Sandler’s grandmother was one of nine siblings. She moved to America before the war and urged the others to join her.
Three brothers who were slightly younger than her refused and, during the war, joined the Bialystok partisans and survived.
Another brother died, but the circumstances of his death are uncertain. It is believed that he may have shot himself to avoid capture by the Nazis. Everyone else in the family was murdered in Auschwitz.
In her younger years Sandler found the Holocaust too disturbing a subject to discuss. But when she had an opportunity around a decade ago to take a roots trip to Poland with a group from Kibbutz Ein Gedi, she said that she would go only if her grandmother’s shtetl was included in the itinerary.
Even though there was so little left to see, and despite the fact that she knew so little of her family’s background despite her Internet delving, Sandler felt a connection.
Through Traison, she met Glebocki, and asked him if he could find some concrete information for her – and he did, as he subsequently did for several other people whose roots are in his town.
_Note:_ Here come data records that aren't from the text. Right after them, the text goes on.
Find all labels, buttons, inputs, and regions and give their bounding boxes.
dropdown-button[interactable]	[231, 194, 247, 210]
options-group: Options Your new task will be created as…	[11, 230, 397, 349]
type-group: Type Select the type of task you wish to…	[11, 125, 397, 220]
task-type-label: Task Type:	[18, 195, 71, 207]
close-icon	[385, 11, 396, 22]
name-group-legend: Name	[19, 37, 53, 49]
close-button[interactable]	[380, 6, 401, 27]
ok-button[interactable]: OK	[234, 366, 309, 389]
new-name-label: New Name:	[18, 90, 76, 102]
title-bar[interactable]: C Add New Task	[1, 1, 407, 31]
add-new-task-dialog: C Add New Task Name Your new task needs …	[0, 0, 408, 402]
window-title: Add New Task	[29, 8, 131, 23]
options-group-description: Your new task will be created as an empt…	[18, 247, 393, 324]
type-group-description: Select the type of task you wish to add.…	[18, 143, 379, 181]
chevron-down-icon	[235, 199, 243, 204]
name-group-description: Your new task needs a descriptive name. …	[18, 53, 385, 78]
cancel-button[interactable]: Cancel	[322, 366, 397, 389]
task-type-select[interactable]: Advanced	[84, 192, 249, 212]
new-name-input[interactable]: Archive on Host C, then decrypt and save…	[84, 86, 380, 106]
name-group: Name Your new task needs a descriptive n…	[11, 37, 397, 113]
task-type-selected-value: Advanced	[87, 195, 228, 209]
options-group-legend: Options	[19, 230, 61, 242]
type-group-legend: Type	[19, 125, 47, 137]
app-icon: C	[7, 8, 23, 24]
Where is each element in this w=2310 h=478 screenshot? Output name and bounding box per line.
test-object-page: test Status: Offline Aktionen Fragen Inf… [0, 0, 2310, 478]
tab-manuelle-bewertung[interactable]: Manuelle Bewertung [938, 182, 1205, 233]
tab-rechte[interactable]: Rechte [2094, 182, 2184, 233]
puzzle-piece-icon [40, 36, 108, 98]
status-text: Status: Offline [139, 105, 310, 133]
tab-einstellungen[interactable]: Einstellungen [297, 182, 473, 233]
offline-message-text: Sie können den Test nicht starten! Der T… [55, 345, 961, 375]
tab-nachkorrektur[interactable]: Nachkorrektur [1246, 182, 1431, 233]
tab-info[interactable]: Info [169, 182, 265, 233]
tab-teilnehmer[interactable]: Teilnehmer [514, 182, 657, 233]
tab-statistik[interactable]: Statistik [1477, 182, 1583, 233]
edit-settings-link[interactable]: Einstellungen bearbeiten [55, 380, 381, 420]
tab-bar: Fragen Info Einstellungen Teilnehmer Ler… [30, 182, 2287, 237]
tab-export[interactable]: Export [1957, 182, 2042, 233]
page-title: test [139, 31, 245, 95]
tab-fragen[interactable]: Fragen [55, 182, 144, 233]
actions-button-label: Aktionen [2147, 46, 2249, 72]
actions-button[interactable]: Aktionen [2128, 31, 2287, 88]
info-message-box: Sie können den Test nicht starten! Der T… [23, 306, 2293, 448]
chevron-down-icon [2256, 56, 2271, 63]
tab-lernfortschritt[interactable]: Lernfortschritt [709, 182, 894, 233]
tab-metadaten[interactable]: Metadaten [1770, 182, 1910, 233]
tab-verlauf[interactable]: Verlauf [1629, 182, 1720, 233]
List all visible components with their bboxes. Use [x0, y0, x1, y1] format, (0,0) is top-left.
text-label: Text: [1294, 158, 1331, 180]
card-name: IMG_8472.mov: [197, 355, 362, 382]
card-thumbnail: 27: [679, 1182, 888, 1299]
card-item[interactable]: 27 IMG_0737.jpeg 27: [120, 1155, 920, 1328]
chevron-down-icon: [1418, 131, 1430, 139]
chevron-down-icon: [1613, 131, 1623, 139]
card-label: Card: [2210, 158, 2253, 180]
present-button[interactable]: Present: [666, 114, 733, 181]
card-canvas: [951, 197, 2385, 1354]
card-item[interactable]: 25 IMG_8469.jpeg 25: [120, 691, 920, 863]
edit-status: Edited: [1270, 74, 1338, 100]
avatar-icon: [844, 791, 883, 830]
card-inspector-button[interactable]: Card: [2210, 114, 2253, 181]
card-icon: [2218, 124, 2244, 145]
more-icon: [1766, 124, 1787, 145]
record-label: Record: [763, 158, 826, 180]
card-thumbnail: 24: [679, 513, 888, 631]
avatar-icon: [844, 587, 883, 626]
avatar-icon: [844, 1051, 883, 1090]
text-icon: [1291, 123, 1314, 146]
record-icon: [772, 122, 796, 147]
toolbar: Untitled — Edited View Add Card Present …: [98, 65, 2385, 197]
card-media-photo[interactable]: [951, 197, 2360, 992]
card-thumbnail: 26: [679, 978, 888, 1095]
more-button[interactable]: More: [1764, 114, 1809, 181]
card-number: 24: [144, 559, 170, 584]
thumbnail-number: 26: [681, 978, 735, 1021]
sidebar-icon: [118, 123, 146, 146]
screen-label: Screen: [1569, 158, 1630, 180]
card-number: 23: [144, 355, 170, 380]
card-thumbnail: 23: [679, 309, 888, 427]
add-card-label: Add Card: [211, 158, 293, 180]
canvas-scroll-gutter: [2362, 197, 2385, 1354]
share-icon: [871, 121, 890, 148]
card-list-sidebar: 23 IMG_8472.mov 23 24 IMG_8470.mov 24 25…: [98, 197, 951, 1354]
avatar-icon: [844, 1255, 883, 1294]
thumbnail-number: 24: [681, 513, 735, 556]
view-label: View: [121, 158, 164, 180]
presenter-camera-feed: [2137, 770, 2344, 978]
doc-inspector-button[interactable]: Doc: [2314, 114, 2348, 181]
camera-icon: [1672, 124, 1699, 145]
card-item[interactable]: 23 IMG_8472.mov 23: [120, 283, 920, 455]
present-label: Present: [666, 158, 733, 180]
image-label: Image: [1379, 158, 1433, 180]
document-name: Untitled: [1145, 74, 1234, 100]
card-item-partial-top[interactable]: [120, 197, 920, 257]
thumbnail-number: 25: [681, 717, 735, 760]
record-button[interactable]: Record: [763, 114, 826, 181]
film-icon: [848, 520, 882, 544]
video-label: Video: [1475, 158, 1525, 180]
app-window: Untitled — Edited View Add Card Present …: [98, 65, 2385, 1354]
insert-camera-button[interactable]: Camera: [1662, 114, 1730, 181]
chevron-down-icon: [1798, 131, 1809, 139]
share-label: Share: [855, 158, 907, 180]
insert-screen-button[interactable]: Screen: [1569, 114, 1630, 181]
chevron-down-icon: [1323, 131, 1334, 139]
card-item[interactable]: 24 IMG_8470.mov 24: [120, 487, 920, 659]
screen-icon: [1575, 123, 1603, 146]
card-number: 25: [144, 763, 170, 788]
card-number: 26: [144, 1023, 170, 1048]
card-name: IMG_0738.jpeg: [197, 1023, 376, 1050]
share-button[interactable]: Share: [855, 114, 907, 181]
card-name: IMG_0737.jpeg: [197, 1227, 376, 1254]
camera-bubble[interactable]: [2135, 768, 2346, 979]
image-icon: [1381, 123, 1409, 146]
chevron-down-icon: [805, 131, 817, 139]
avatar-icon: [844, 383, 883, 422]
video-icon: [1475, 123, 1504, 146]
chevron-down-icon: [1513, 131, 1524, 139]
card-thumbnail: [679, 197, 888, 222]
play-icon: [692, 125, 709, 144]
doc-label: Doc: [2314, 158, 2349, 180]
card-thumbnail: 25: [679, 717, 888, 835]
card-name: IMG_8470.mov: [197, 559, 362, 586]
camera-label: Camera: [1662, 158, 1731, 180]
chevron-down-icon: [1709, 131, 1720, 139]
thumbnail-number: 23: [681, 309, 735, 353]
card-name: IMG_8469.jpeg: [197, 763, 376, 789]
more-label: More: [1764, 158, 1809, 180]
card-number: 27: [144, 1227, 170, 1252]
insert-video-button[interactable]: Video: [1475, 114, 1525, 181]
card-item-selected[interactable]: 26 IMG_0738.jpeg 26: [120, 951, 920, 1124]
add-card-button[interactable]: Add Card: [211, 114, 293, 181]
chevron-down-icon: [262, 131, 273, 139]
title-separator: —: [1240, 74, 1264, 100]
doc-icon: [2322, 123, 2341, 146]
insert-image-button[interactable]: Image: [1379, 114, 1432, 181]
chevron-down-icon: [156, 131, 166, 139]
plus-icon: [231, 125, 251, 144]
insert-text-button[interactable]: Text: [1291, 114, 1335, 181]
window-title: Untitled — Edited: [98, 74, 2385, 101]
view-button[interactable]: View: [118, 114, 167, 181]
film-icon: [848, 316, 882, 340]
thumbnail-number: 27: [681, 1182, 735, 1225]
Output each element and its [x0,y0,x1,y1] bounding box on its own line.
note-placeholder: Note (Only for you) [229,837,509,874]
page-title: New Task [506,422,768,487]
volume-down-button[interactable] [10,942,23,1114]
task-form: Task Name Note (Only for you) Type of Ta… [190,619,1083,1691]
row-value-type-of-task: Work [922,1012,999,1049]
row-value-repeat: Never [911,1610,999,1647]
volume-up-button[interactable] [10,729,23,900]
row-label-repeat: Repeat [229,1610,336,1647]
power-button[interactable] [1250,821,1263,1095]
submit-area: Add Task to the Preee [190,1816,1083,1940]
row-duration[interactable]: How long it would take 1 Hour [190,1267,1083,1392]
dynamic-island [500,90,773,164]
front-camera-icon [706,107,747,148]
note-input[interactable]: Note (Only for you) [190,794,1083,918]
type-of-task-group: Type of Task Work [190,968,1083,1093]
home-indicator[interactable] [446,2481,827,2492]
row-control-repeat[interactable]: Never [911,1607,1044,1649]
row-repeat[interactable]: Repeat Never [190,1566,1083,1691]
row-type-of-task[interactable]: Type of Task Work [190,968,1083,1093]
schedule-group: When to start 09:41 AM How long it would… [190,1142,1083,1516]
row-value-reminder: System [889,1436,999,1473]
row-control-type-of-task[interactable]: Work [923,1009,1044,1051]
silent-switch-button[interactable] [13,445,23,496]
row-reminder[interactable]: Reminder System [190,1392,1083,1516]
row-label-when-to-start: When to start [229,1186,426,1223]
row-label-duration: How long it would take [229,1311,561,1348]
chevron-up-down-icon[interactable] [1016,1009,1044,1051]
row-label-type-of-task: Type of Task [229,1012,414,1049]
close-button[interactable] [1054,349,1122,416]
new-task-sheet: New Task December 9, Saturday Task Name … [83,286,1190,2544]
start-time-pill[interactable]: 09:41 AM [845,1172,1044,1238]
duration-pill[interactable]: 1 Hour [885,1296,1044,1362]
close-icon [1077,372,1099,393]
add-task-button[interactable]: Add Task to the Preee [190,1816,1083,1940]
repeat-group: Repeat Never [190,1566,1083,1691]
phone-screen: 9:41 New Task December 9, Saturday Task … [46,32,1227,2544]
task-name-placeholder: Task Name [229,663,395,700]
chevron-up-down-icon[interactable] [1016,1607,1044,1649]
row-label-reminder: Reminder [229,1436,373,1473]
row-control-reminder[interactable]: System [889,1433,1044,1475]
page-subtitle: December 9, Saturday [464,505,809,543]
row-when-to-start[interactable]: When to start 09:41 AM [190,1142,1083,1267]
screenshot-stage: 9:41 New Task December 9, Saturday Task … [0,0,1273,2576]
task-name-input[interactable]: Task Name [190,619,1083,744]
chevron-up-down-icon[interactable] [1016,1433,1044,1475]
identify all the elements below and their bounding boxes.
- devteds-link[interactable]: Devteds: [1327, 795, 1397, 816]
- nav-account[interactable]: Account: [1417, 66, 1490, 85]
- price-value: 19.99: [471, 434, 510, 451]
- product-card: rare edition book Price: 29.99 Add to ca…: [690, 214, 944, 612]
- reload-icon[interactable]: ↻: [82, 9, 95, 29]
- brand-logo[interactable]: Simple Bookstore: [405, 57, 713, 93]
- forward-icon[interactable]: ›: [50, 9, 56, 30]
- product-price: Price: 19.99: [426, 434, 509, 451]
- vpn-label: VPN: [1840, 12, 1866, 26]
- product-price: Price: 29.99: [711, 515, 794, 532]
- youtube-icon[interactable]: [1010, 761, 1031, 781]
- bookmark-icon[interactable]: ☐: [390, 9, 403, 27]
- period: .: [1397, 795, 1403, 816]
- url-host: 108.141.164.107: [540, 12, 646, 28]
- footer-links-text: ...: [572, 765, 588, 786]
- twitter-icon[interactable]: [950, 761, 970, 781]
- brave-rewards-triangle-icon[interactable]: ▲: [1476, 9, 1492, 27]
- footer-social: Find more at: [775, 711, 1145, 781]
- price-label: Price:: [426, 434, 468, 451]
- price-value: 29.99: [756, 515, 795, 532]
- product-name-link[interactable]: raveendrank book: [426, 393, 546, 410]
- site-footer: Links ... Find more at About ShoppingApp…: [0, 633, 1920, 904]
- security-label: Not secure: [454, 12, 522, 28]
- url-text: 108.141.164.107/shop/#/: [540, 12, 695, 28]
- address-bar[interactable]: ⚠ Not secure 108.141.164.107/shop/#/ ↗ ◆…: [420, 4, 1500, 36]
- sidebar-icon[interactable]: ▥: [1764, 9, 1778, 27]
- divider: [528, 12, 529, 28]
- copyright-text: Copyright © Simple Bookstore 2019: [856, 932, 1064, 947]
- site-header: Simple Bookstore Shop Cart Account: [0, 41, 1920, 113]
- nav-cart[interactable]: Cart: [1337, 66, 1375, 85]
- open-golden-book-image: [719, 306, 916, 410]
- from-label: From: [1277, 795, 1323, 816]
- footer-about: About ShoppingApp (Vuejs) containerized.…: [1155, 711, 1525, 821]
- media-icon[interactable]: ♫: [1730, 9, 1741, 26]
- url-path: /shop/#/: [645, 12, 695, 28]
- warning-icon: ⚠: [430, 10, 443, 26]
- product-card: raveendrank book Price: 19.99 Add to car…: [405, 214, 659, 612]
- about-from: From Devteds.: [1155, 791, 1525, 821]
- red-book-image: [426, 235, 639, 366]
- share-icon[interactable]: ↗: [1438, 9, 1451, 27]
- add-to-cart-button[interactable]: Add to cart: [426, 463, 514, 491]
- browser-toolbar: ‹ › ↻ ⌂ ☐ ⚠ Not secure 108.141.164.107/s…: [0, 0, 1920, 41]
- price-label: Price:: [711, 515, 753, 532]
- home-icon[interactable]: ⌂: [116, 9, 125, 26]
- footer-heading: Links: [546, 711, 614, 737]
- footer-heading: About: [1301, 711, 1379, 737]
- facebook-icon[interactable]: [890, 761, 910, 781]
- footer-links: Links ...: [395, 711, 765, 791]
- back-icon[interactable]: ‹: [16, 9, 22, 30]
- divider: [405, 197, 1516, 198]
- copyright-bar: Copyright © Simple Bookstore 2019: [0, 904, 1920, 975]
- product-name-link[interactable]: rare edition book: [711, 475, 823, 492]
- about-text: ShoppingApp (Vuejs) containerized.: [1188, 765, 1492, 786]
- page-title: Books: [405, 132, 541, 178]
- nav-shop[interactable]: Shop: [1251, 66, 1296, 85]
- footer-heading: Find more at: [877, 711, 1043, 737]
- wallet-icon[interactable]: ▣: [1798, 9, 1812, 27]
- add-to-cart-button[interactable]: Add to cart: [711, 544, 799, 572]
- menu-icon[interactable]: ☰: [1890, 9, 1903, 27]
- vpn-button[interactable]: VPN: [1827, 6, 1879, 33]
He gave her documents related to her great-grandfather.
She was ecstatic, and decided to bring him to Israel to participate in the Holocaust remembrance ceremony at Yad Vashem and a memorial ceremony at the Holon cemetery with Israeli descendants of his town, most of whom had met him in Poland, and were eager to welcome him to Israel.
IN ADDITION to tracking data, Glebocki takes people on guided tours, pointing out where Jewish sites used to be, and participates with them in memorial services . Much of the town was burned to the ground by the Nazis. In August 1941, all the Jews, including those brought in from elsewhere, were confined to a ghetto, which was destroyed in November 1942, after which the Jews were sent to a nearby forced labor camp and, in January 1943, to Auschwitz.
Glebocki would love to spend a year studying and researching in Israel, but the salary of a Polish teacher is even worse than that of an Israeli teacher. If he could get a scholarship of some kind, he would be delighted.
He might have been able to take a year off, if he had asked for payment for all the research he’s done, but he never asks for money. He doesn’t refuse it if someone offers, but he never asks.
Both Poles and Jews are convinced that he has a Jewish skeleton in the family closet, but he assures them that this is not so.
“I’m Catholic. I don’t have any Jewish roots,” he says.
On the subject of the current crisis between Poles and Jews, or more accurately, the Polish government, Glebocki says: “The new law is not good for building Polish-Jewish relations. We had something positive, but it has deteriorated.”